Dr Dolittle is appalled by fox hunting, yet eats sausages. This bothered me from the very beginning. It did not seem right. I did not know many animals in real life, so it was easy to go on conforming to everyone around me, but the quandary stayed there in the background, ticking over in the darkness. Eventually I had enough self-confidence to become vegetarian myself. There were plenty of other influences, but I think it all started in Puddleby-on-Marsh.


Then there is this urge I get to stick pins at random into atlases. A large part, even after all these years, of my mental image of England. My unrequited fondness for languages. My preference for meandering novels with other stories embedded in them, rather than efficient ones which whisk you along from one plot event to another. My vague disapproval of Noah. Etc.

5 comments:

Marco Parigi said...

Nice choice! Perhaps point 2 was a deliberate strategy from the writer to question ones morals regarding animals.

Dr Clam said...

I am extrapolating from very little information here, but I think that while Hugh Lofting certainly wished us to question our treatment of animals, the deeper problems of (2) may be inadvertent and that he may not have had a self-consistent philosophy. According to Wikipedia, his only published adult fiction was a narrative poem about the futility of war, published in 1942.

Jenny said...

Most of the young adult fiction in which the animals are sentient and are about animal communities (at least the ones i have read) have an accepted "animals will eat other animals" philosophy -the animals accept it, they just don't stop to talk to the eaten first. Usually the prey animals will fear an be cautious of their predator, but occasionally individual relationships spring up where a predator gets to know an animal and will not eat that individual one.

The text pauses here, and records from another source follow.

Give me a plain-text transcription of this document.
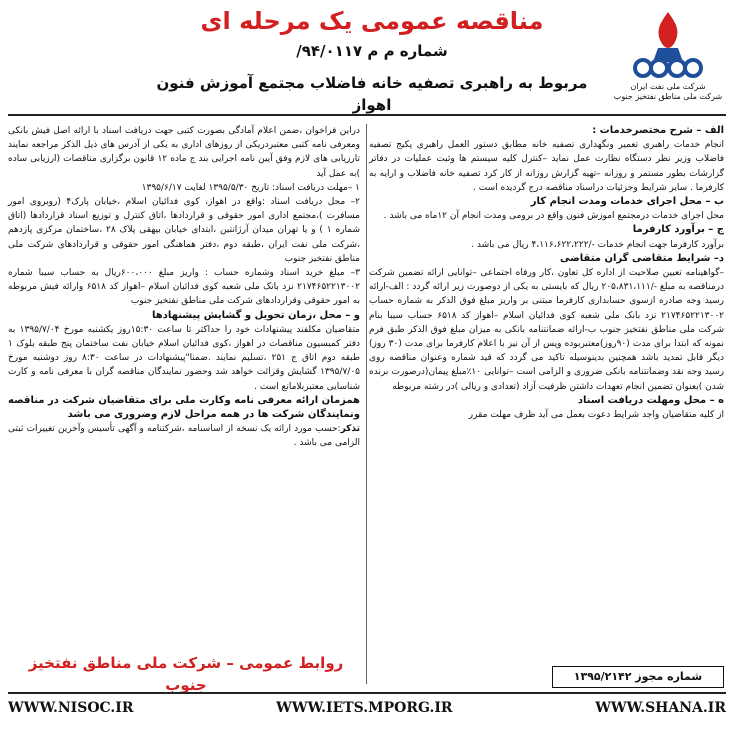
شرکت ملی نفت ایران
شرکت ملی مناطق نفتخیز جنوب
مناقصه عمومی یک مرحله ای
شماره م م ۹۴/۰۱۱۷/
مربوط به راهبری تصفیه خانه فاضلاب مجتمع آموزش فنون اهواز
الف – شرح مختصرخدمات :

انجام خدمات راهبری تعمیر ونگهداری تصفیه خانه مطابق دستور العمل راهبری پکیج تصفیه فاضلاب وزیر نظر دستگاه نظارت عمل نماید –کنترل کلیه سیستم ها وثبت عملیات در دفاتر گزارشات بطور مستمر و روزانه –تهیه گزارش روزانه از کار کرد تصفیه خانه فاضلاب و ارایه به کارفرما . سایر شرایط وجزئیات دراسناد مناقصه درج گردیده است .

ب – محل اجرای خدمات ومدت انجام کار

محل اجرای خدمات درمجتمع اموزش فنون واقع در برومی ومدت انجام آن ۱۲ماه می باشد .

ج – برآورد کارفرما

برآورد کارفرما جهت انجام خدمات -/۴،۱۱۶،۶۲۲،۲۲۲ ریال می باشد .

د– شرایط متقاضی گران متقاضی

–گواهینامه تعیین صلاحیت از اداره کل تعاون ،کار ورفاه اجتماعی –توانایی ارائه تضمین شرکت درمناقصه به مبلغ -/۲۰۵،۸۳۱،۱۱۱ ریال که بایستی به یکی از دوصورت زیر ارائه گردد : الف-ارائه رسید وجه صادره ازسوی حسابداری کارفرما مبتنی بر واریز مبلغ فوق الذکر به شماره حساب ۲۱۷۴۶۵۲۲۱۳۰۰۲ نزد بانک ملی شعبه کوی فدائیان اسلام –اهواز کد ۶۵۱۸ حساب سیبا بنام شرکت ملی مناطق نفتخیز جنوب ب-ارائه ضمانتنامه بانکی به میزان مبلغ فوق الذکر طبق فرم نمونه که ابتدا برای مدت (۹۰روز)معتبربوده وپس از آن نیز با اعلام کارفرما برای مدت (۳۰ روز) دیگر قابل تمدید باشد همچنین بدینوسیله تاکید می گردد که قید شماره وعنوان مناقصه روی رسید وجه نقد وضمانتنامه بانکی ضروری و الزامی است –توانایی ۱۰٪مبلغ پیمان(درصورت برنده شدن )بعنوان تضمین انجام تعهدات داشتن ظرفیت آزاد (تعدادی و ریالی )در رشته مربوطه

ه – محل ومهلت دریافت اسناد

از کلیه متقاضیان واجد شرایط دعوت بعمل می آید ظرف مهلت مقرر

دراین فراخوان ،ضمن اعلام آمادگی بصورت کتبی جهت دریافت اسناد با ارائه اصل فیش بانکی ومعرفی نامه کتبی معتبردریکی از روزهای اداری به یکی از آدرس های ذیل الذکر مراجعه نمایند تارزیابی های لازم وفق آیین نامه اجرایی بند ج ماده ۱۲ قانون برگزاری مناقصات (ارزیابی ساده )به عمل آید

۱ –مهلت دریافت اسناد: تاریخ ۱۳۹۵/۵/۳۰ لغایت ۱۳۹۵/۶/۱۷

۲– محل دریافت اسناد :واقع در اهواز، کوی فدائیان اسلام ،خیابان پارک۴ (روبروی امور مسافرت )،مجتمع اداری امور حقوقی و قراردادها ،اتاق کنترل و توزیع اسناد قراردادها (اتاق شماره ۱ ) و یا تهران میدان آرژانتین ،ابتدای خیابان بیهقی پلاک ۲۸ ،ساختمان مرکزی پازدهم ،شرکت ملی نفت ایران ،طبقه دوم ،دفتر هماهنگی امور حقوقی و قراردادهای شرکت ملی مناطق نفتخیز جنوب

۳– مبلغ خرید اسناد وشماره حساب : واریز مبلغ ۶۰۰،۰۰۰ریال به حساب سیبا شماره ۲۱۷۴۶۵۲۲۱۳۰۰۲ نزد بانک ملی شعبه کوی فدائیان اسلام –اهواز کد ۶۵۱۸ وارائه فیش مربوطه به امور حقوقی وقراردادهای شرکت ملی مناطق نفتخیز جنوب

و – محل ،زمان تحویل و گشایش پیشنهادها

متقاضیان مکلفند پیشنهادات خود را حداکثر تا ساعت ۱۵:۳۰روز یکشنبه مورخ ۱۳۹۵/۷/۰۴ به دفتر کمیسیون مناقصات در اهواز ،کوی فدائیان اسلام خیابان نفت ساختمان پنج طبقه بلوک ۱ طبقه دوم اتاق ج ۲۵۱ ،تسلیم نمایند .ضمنا"پیشنهادات در ساعت ۸:۳۰ روز دوشنبه مورخ ۱۳۹۵/۷/۰۵ گشایش وقرائت خواهد شد وحضور نمایندگان مناقصه گران با معرفی نامه و کارت شناسایی معتبربلامانع است .

همزمان ارائه معرفی نامه وکارت ملی برای متقاضیان شرکت در مناقصه ونمایندگان شرکت ها در همه مراحل لازم وضروری می باشد

تذکر:حسب مورد ارائه یک نسخه از اساسنامه ،شرکتنامه و آگهی تأسیس وآخرین تغییرات ثبتی الزامی می باشد .

روابط عمومی – شرکت ملی مناطق نفتخیز جنوب	شماره مجوز ۱۳۹۵/۲۱۴۲
WWW.NISOC.IR	WWW.IETS.MPORG.IR	WWW.SHANA.IR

Sometimes they cop-out and the enlightened animals will only eat fish. I was always offended by them on the basis that if warm blooded creatures can be sentient, why not fish?

Dave said...

"So what *do* you think of Laurell K. Hamilton's body of work?", he asked cheekily, to cover up his essential ignorance of the works of Hugh Lofting, apart from knowing the first few lines of "If I could talk to the animals" as sung by Rex Harrison

Dr Clam said...

Well, I *did* read the wikipedia article. I guess if I felt like that sort of thing I would be more likely to start another White Wolf campaign.